Reflexhafte Debatten über Abschiebungen und Migrationspolitik
Es ist wohl eine deutsche Tradition, bei den meisten Problemen erst einmal zu versuchen, sie bei „den anderen“, bei „Ausländern“ oder bei Menschen mit Migrationshintergrund zu verorten. Man versucht, die Probleme erst auf diese Menschen und sie dann gemeinsam mit den Problemen abzuschieben.
Diese Debatte geht jedoch aus mehreren Gründen fehl. Zunächst ist das mit dem Abschieben so eine Sache, wenn es gar niemanden zum Abschieben gibt. Wohin und warum sollte man deutsche Staatsbürger denn abschieben? Das funktioniert so nicht und offenbart höchstens, dass reflexhaft davon ausgegangen wird, dass es sich bei den Delinquenten ausschließlich um Menschen handelt, die kein Bleiberecht haben und abgeschoben werden können. Die Assoziationskette bei einigen nach Vorkommnissen wie in der Silvesternacht ist offenbar: Jugendliche Straftäter – Ausländer – Asylbewerber – Abschieben!
Wenn man in Diskussionen im Internet verfolgt, fällt auch auf: Sehr schnell geht es nicht mehr um die Taten selbst, sondern die Debatte verschiebt sich in eine ganz andere Richtung: Auf einmal wird anscheinend nur noch darüber geredet, wann man denn jetzt deutsch genug ist und welche Vornamen die Täter mit deutscher Staatsangehörigkeit denn gehabt hätten. In Windeseile sind wir dann wieder bei Begriffen wie „echten Deutschen“ oder „Biodeutschen“, bei den „Passdeutschen“, wie gerne in rassistischer Manier Menschen mit deutschem Pass umschrieben werden, die manchen nicht deutsch genug sind. Da wird schnell klar, dass es einigen in der Debatte gar nicht um die Probleme selbst geht – diese sind nur ein Vehikel, um den immer gleichen Rassismus zu transportieren. Silvester ist da nur eine willkommene Gelegenheit, der Blut-und-Boden-Ideologie mal wieder so richtig nach Herzenslust zu frönen.

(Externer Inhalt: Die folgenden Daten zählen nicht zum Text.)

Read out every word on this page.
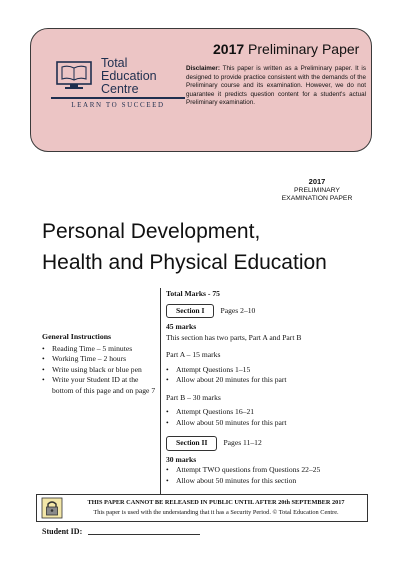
Total
Education
Centre
LEARN TO SUCCEED
2017 Preliminary Paper
Disclaimer: This paper is written as a Preliminary paper. It is designed to provide practice consistent with the demands of the Preliminary course and its examination. However, we do not guarantee it predicts question content for a student's actual Preliminary examination.
2017
PRELIMINARY
EXAMINATION PAPER
Personal Development,
Health and Physical Education
General Instructions
• Reading Time – 5 minutes
• Working Time – 2 hours
• Write using black or blue pen
• Write your Student ID at the bottom of this page and on page 7
Total Marks - 75
Section I	Pages 2–10
45 marks
This section has two parts, Part A and Part B
Part A – 15 marks
• Attempt Questions 1–15
• Allow about 20 minutes for this part
Part B – 30 marks
• Attempt Questions 16–21
• Allow about 50 minutes for this part
Section II	Pages 11–12
30 marks
• Attempt TWO questions from Questions 22–25
• Allow about 50 minutes for this section
THIS PAPER CANNOT BE RELEASED IN PUBLIC UNTIL AFTER 20th SEPTEMBER 2017
This paper is used with the understanding that it has a Security Period. © Total Education Centre.
Student ID:
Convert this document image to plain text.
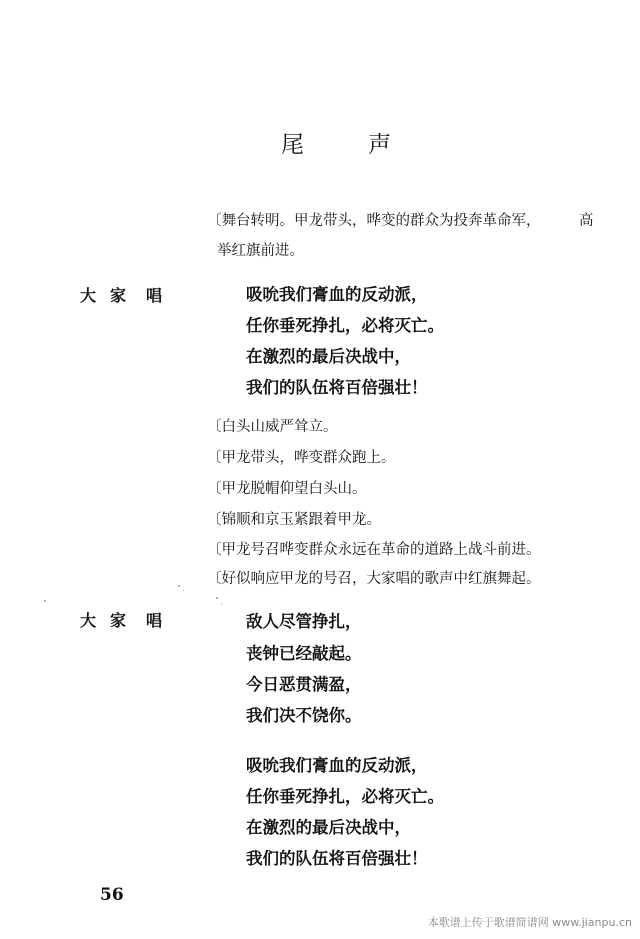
尾	声
〔舞台转明。甲龙带头，哗变的群众为投奔革命军，	高
举红旗前进。
大 家 唱	吸吮我们膏血的反动派，
任你垂死挣扎，必将灭亡。
在激烈的最后决战中，
我们的队伍将百倍强壮！
〔白头山威严耸立。
〔甲龙带头，哗变群众跑上。
〔甲龙脱帽仰望白头山。
〔锦顺和京玉紧跟着甲龙。
〔甲龙号召哗变群众永远在革命的道路上战斗前进。
〔好似响应甲龙的号召，大家唱的歌声中红旗舞起。
大 家 唱	敌人尽管挣扎，
丧钟已经敲起。
今日恶贯满盈，
我们决不饶你。
吸吮我们膏血的反动派，
任你垂死挣扎，必将灭亡。
在激烈的最后决战中，
我们的队伍将百倍强壮！
56
本歌谱上传于歌谱简谱网 www.jianpu.cn
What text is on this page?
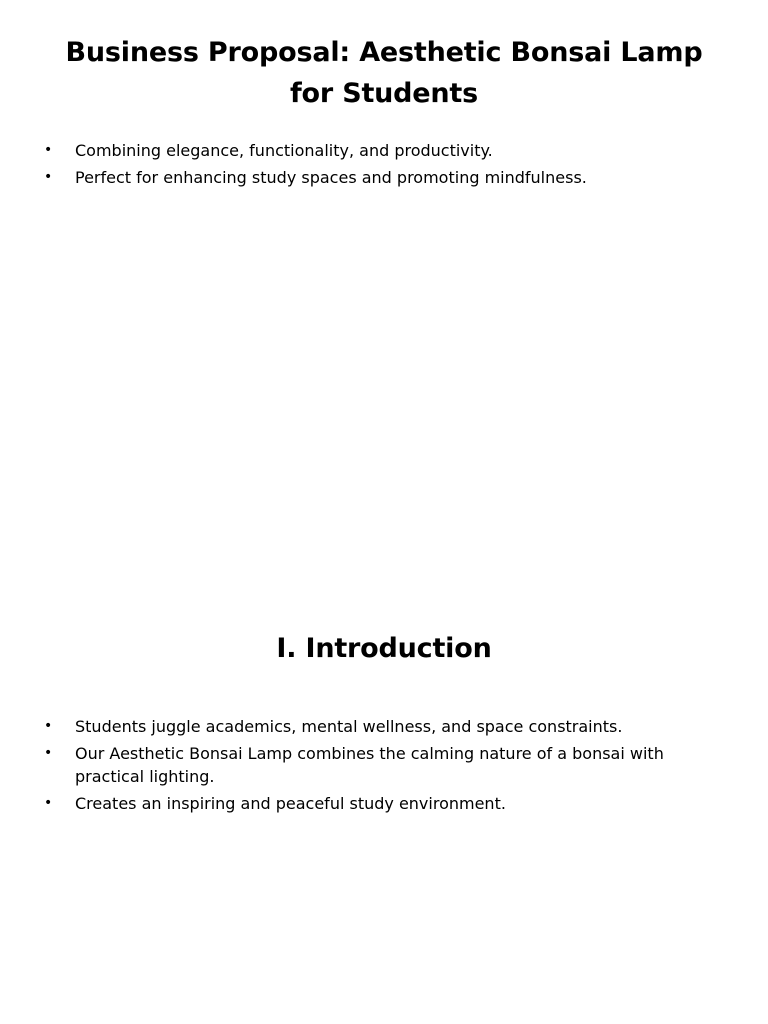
Business Proposal: Aesthetic Bonsai Lamp for Students
• Combining elegance, functionality, and productivity.
• Perfect for enhancing study spaces and promoting mindfulness.
I. Introduction
• Students juggle academics, mental wellness, and space constraints.
• Our Aesthetic Bonsai Lamp combines the calming nature of a bonsai with practical lighting.
• Creates an inspiring and peaceful study environment.
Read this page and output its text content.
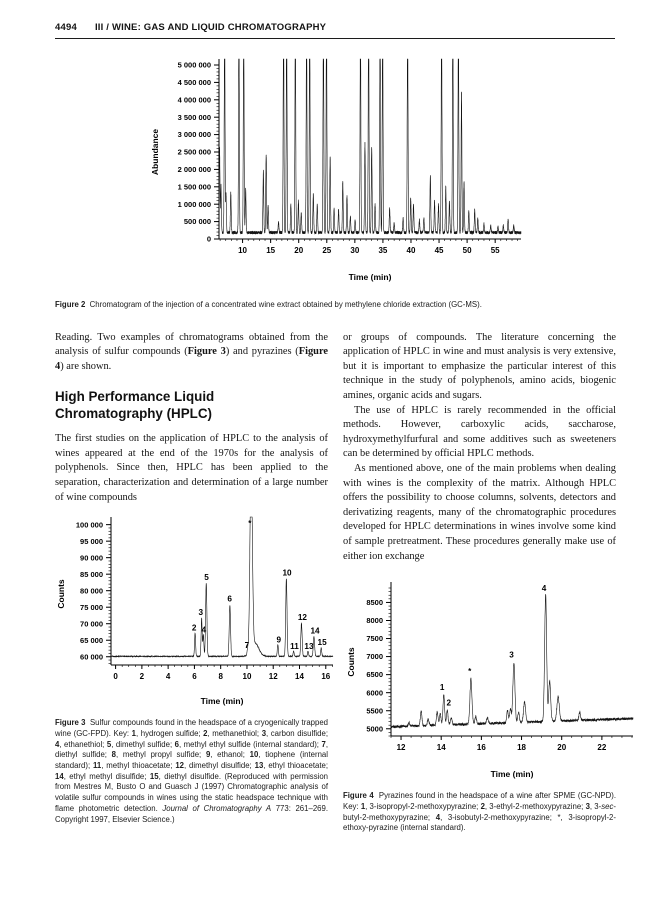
4494 III / WINE: GAS AND LIQUID CHROMATOGRAPHY
0
500 000
1 000 000
1 500 000
2 000 000
2 500 000
3 000 000
3 500 000
4 000 000
4 500 000
5 000 000
10 15 20 25 30 35 40 45 50 55
Time (min)
Abundance

Figure 2  Chromatogram of the injection of a concentrated wine extract obtained by methylene chloride extraction (GC-MS).

Reading. Two examples of chromatograms obtained from the analysis of sulfur compounds (Figure 3) and pyrazines (Figure 4) are shown.

High Performance Liquid
Chromatography (HPLC)

The first studies on the application of HPLC to the analysis of wines appeared at the end of the 1970s for the analysis of polyphenols. Since then, HPLC has been applied to the separation, characterization and determination of a large number of wine compounds

60 000
65 000
70 000
75 000
80 000
85 000
90 000
95 000
100 000
0	2	4	6	8 10 12 14 16
Time (min)
Counts
2
3
4
5
6
7
*
9
10
11
12
13
14
15

Figure 3  Sulfur compounds found in the headspace of a cryogenically trapped wine (GC-FPD). Key: 1, hydrogen sulfide; 2, methanethiol; 3, carbon disulfide; 4, ethanethiol; 5, dimethyl sulfide; 6, methyl ethyl sulfide (internal standard); 7, diethyl sulfide; 8, methyl propyl sulfide; 9, ethanol; 10, tiophene (internal standard); 11, methyl thioacetate; 12, dimethyl disulfide; 13, ethyl thioacetate; 14, ethyl methyl disulfide; 15, diethyl disulfide. (Reproduced with permission from Mestres M, Busto O and Guasch J (1997) Chromatographic analysis of volatile sulfur compounds in wines using the static headspace technique with flame photometric detection. Journal of Chromatography A 773: 261–269. Copyright 1997, Elsevier Science.)

or groups of compounds. The literature concerning the application of HPLC in wine and must analysis is very extensive, but it is important to emphasize the particular interest of this technique in the study of polyphenols, amino acids, biogenic amines, organic acids and sugars.

The use of HPLC is rarely recommended in the official methods. However, carboxylic acids, saccharose, hydroxymethylfurfural and some additives such as sweeteners can be determined by official HPLC methods.

As mentioned above, one of the main problems when dealing with wines is the complexity of the matrix. Although HPLC offers the possibility to choose columns, solvents, detectors and derivatizing reagents, many of the chromatographic procedures developed for HPLC determinations in wines involve some kind of sample pretreatment. These procedures generally make use of either ion exchange

5000
5500
6000
6500
7000
7500
8000
8500
12	14	16	18	20	22
Time (min)
Counts
1
2
*
3
4

Figure 4  Pyrazines found in the headspace of a wine after SPME (GC-NPD). Key: 1, 3-isopropyl-2-methoxypyrazine; 2, 3-ethyl-2-methoxypyrazine; 3, 3-sec-butyl-2-methoxypyrazine; 4, 3-isobutyl-2-methoxypyrazine; *, 3-isopropyl-2-ethoxy-pyrazine (internal standard).
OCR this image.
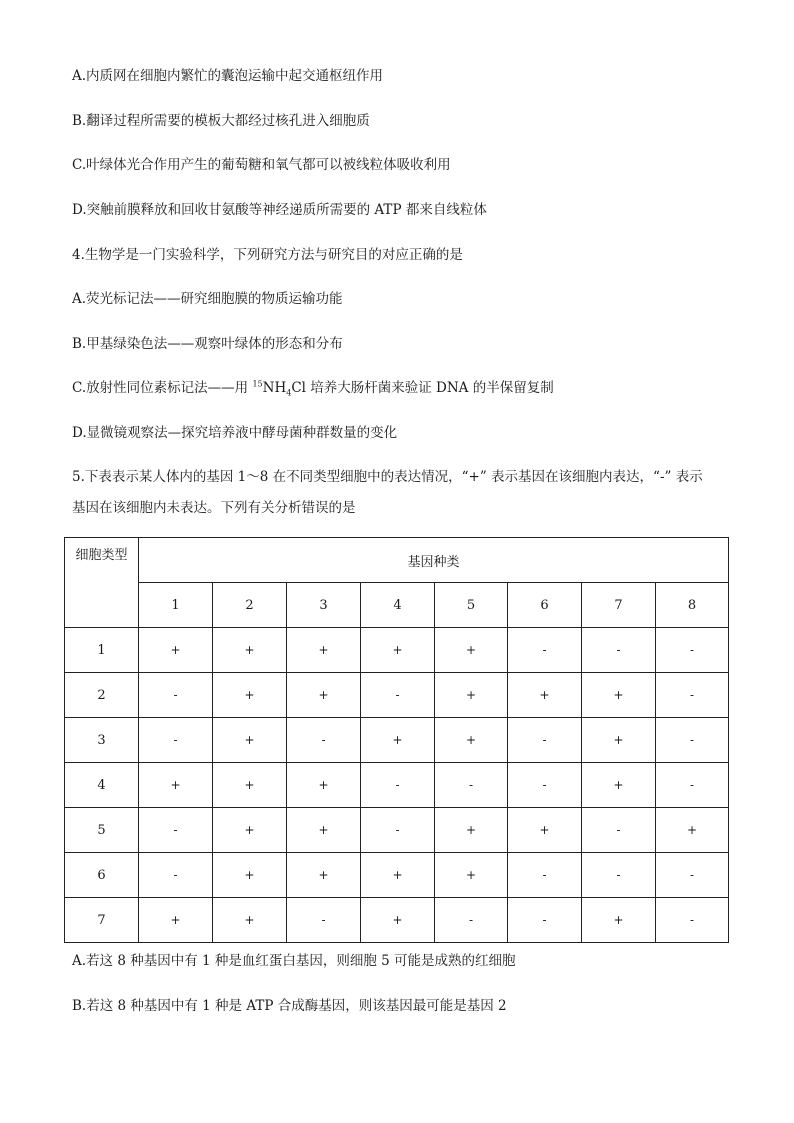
A.内质网在细胞内繁忙的囊泡运输中起交通枢纽作用
B.翻译过程所需要的模板大都经过核孔进入细胞质
C.叶绿体光合作用产生的葡萄糖和氧气都可以被线粒体吸收利用
D.突触前膜释放和回收甘氨酸等神经递质所需要的 ATP 都来自线粒体
4.生物学是一门实验科学，下列研究方法与研究目的对应正确的是
A.荧光标记法——研究细胞膜的物质运输功能
B.甲基绿染色法——观察叶绿体的形态和分布
C.放射性同位素标记法——用 $^{15}NH_4Cl$ 培养大肠杆菌来验证 DNA 的半保留复制
D.显微镜观察法—探究培养液中酵母菌种群数量的变化
5.下表表示某人体内的基因 1～8 在不同类型细胞中的表达情况，“+” 表示基因在该细胞内表达，“-” 表示
基因在该细胞内未表达。下列有关分析错误的是
细胞类型	基因种类							
	1	2	3	4	5	6	7	8
1	+	+	+	+	+	-	-	-
2	-	+	+	-	+	+	+	-
3	-	+	-	+	+	-	+	-
4	+	+	+	-	-	-	+	-
5	-	+	+	-	+	+	-	+
6	-	+	+	+	+	-	-	-
7	+	+	-	+	-	-	+	-
A.若这 8 种基因中有 1 种是血红蛋白基因，则细胞 5 可能是成熟的红细胞
B.若这 8 种基因中有 1 种是 ATP 合成酶基因，则该基因最可能是基因 2
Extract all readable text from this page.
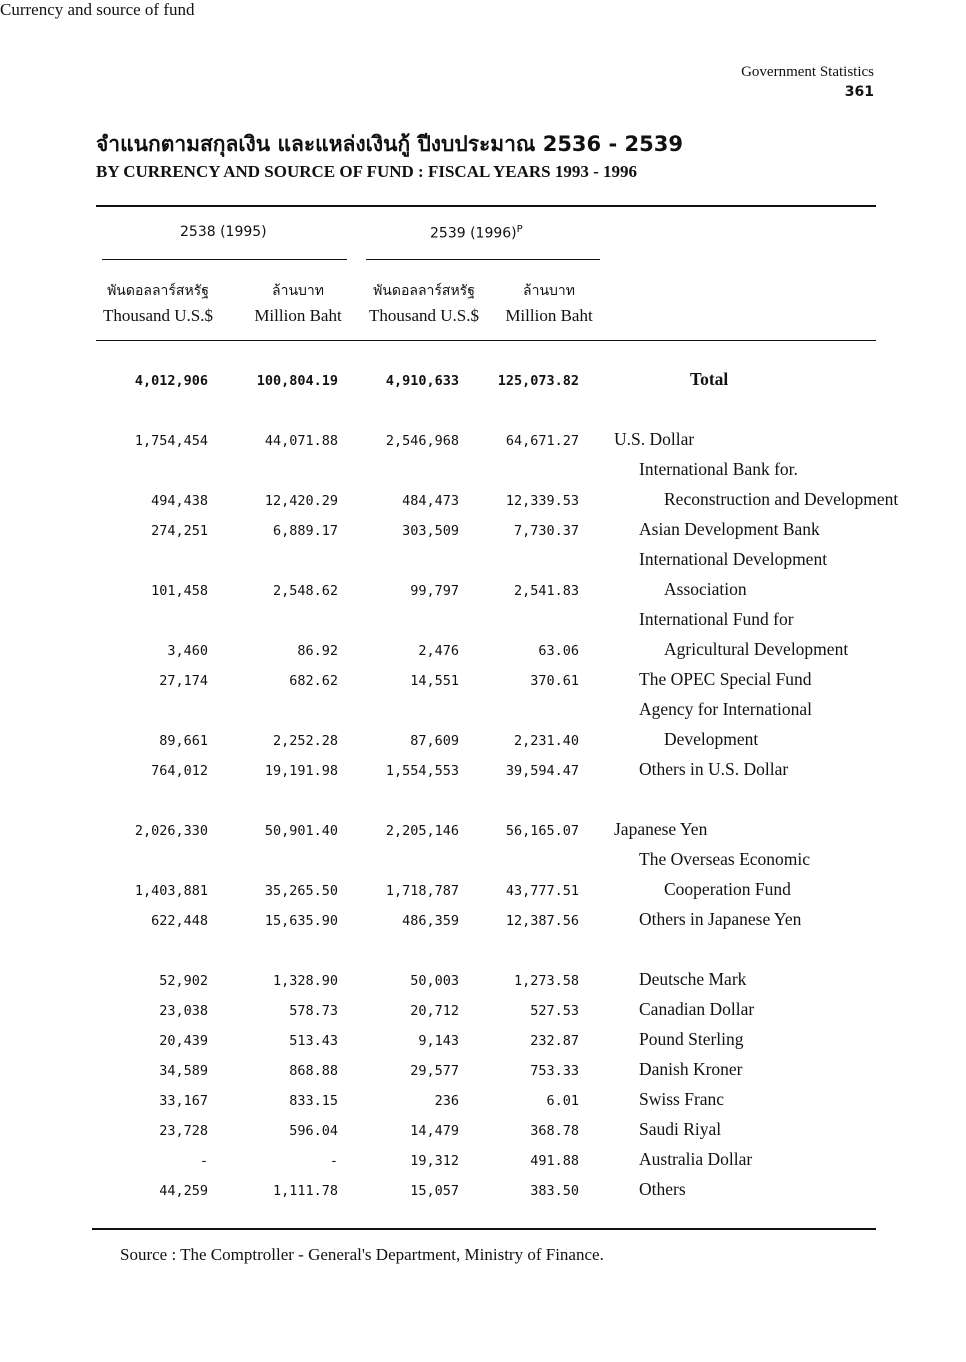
Government Statistics
361
จำแนกตามสกุลเงิน และแหล่งเงินกู้ ปีงบประมาณ 2536 - 2539
BY CURRENCY AND SOURCE OF FUND : FISCAL YEARS 1993 - 1996
2538 (1995)	2539 $(1996)^P$
พันดอลลาร์สหรัฐ
Thousand U.S.$
ล้านบาท
Million Baht
พันดอลลาร์สหรัฐ
Thousand U.S.$
ล้านบาท
Million Baht
Currency and source of fund
4,012,906	100,804.19	4,910,633	125,073.82	Total
1,754,454	44,071.88	2,546,968	64,671.27 U.S. Dollar
International Bank for.
494,438	12,420.29	484,473	12,339.53	Reconstruction and Development
274,251	6,889.17	303,509	7,730.37	Asian Development Bank
International Development
101,458	2,548.62	99,797	2,541.83	Association
International Fund for
3,460	86.92	2,476	63.06	Agricultural Development
27,174	682.62	14,551	370.61	The OPEC Special Fund
Agency for International
89,661	2,252.28	87,609	2,231.40	Development
764,012	19,191.98	1,554,553	39,594.47	Others in U.S. Dollar
2,026,330	50,901.40	2,205,146	56,165.07 Japanese Yen
The Overseas Economic
1,403,881	35,265.50	1,718,787	43,777.51	Cooperation Fund
622,448	15,635.90	486,359	12,387.56	Others in Japanese Yen
52,902	1,328.90	50,003	1,273.58	Deutsche Mark
23,038	578.73	20,712	527.53	Canadian Dollar
20,439	513.43	9,143	232.87	Pound Sterling
34,589	868.88	29,577	753.33	Danish Kroner
33,167	833.15	236	6.01	Swiss Franc
23,728	596.04	14,479	368.78	Saudi Riyal
-	-	19,312	491.88	Australia Dollar
44,259	1,111.78	15,057	383.50	Others
Source : The Comptroller - General's Department, Ministry of Finance.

Wann ist man denn nun deutsch genug?
Ach herrje, „Blut und Boden“ – ist dieser Begriff nicht sehr hoch gegriffen, weil Nazi-Vergleich und so? Darum geht es aber doch letztlich, wenn man darüber spricht, dass manche „Passdeutschen“ durch ihre Vornamen zeigen, dass sie gar nicht deutsch seien und der Anteil der Deutschen an den Straftaten nichts aussage. Wer die Frage stellt, wann man denn nun deutsch genug sei, bekommt schnell Antworten, die an dunkelste Zeiten erinnern. Bald kommen dann Stammbäume ins Spiel, Abstammung, Hautfarbe, nur notdürftig überdeckt vom Feigenblatt der „Sprache“ und „Kultur“.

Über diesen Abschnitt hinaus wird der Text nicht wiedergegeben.